Church leaders saw ethnic churches as a way to fortify the Catholic faith in immigrants and acclimate them to an American style of worship, while staving off the temptations of secularism and the proselytizing of Protestants, whose charities often aided immigrant groups. The immigrant parishioners held their national parishes dear because they were centers of both spirituality and community. The parish church supported immigrant communities that were learning to negotiate the wider society of work and urban life.
The original parishioners of St. Mary Magdalen de Pazzi were northern Italian immigrants, who were more highly skilled than the southern Italian immigrants who followed them, and were fairly well established by the time the poorer, mostly unskilled southern immigrants arrived in the 19th century and early 20th century. The southern Italian and Sicilian immigrants were made to feel unwelcome by the Irish clerics at St. Paul Parish, located at 10th and Christian streets, but they also sometimes felt like unwanted interlopers at St. Mary Magdalen’s.
By 1897, South Philadelphia’s Italian immigrant population was approaching 30,000, leading Archbishop Ryan to announce that Italians living west of Eighth Street would be given their own church. Our Lady of Good Counsel was established on the site of the old St. Paul school building at 816 Christian St. in May 1899. It eventually closed in the mid-1940s and became the home of the two lower grades of Southeast Catholic High School, which hosted upper classes at Seventh and Christian streets.
In 2000, the Archdiocese of Philadelphia merged the parishes of St. Mary Magdalen and St. Paul at 10th and Christian streets, and designated St. Mary Magdalen’s as a “worship site”—a satellite church offering limited Masses and funerals.
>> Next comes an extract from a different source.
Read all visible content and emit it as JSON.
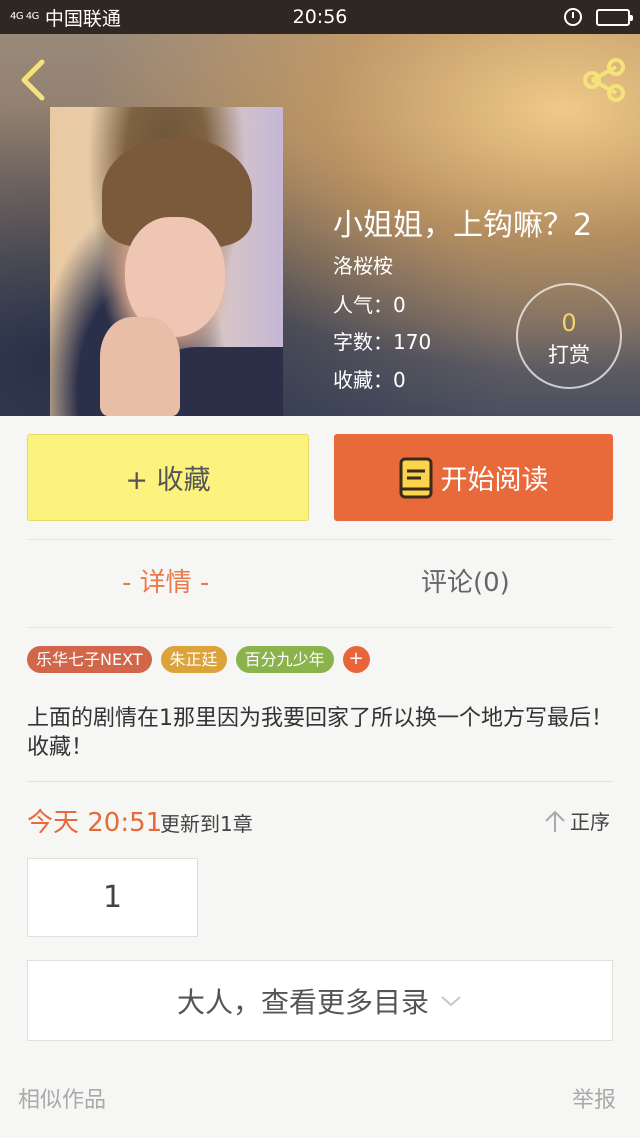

Next door to the church is the Mario Lanza Institute & Museum, established in 1962 and housed in the church’s former rectory at 712 Montrose St. since 2002. Mario Lanza, known then as Freddie Cocozza, sang the “Ave Maria” at his old parish. The church holds a memorial Mass in Lanza’s honor every year.
On March 15, Consul General of Italy Andrea Canepari and his family attended Sunday Mass to help kick off a “Get to Know Us” drive by supporters and those loyal parishioners who hope to raise attention to this unique historic legacy for Italians everywhere.
Father John Large, who pastors at St. Paul’s and St. Mary Magdalen’s, welcomed the effort, saying, “We know Catholics of Italian origin will take pride in the knowledge [that] this church is really their first home parish and visit us. The support they give us is sorely needed to maintain the upkeep of this amazing and historic edifice.”
This home of the Delaware Valley’s largest Italian-population church is a Pennsylvania Historical and Museum Commission landmark, complete with an official blue-and-gold sign. The church itself isn’t that large, although the smart use of pillars and vaults gives it the appearance of being much bigger.
The real surprise is that this church features not one but two balconies, which the Philadelphia Church Project has never seen before. The lower one is for seating, and the top one holds the typical organ and choir loft. It’s rather remarkable.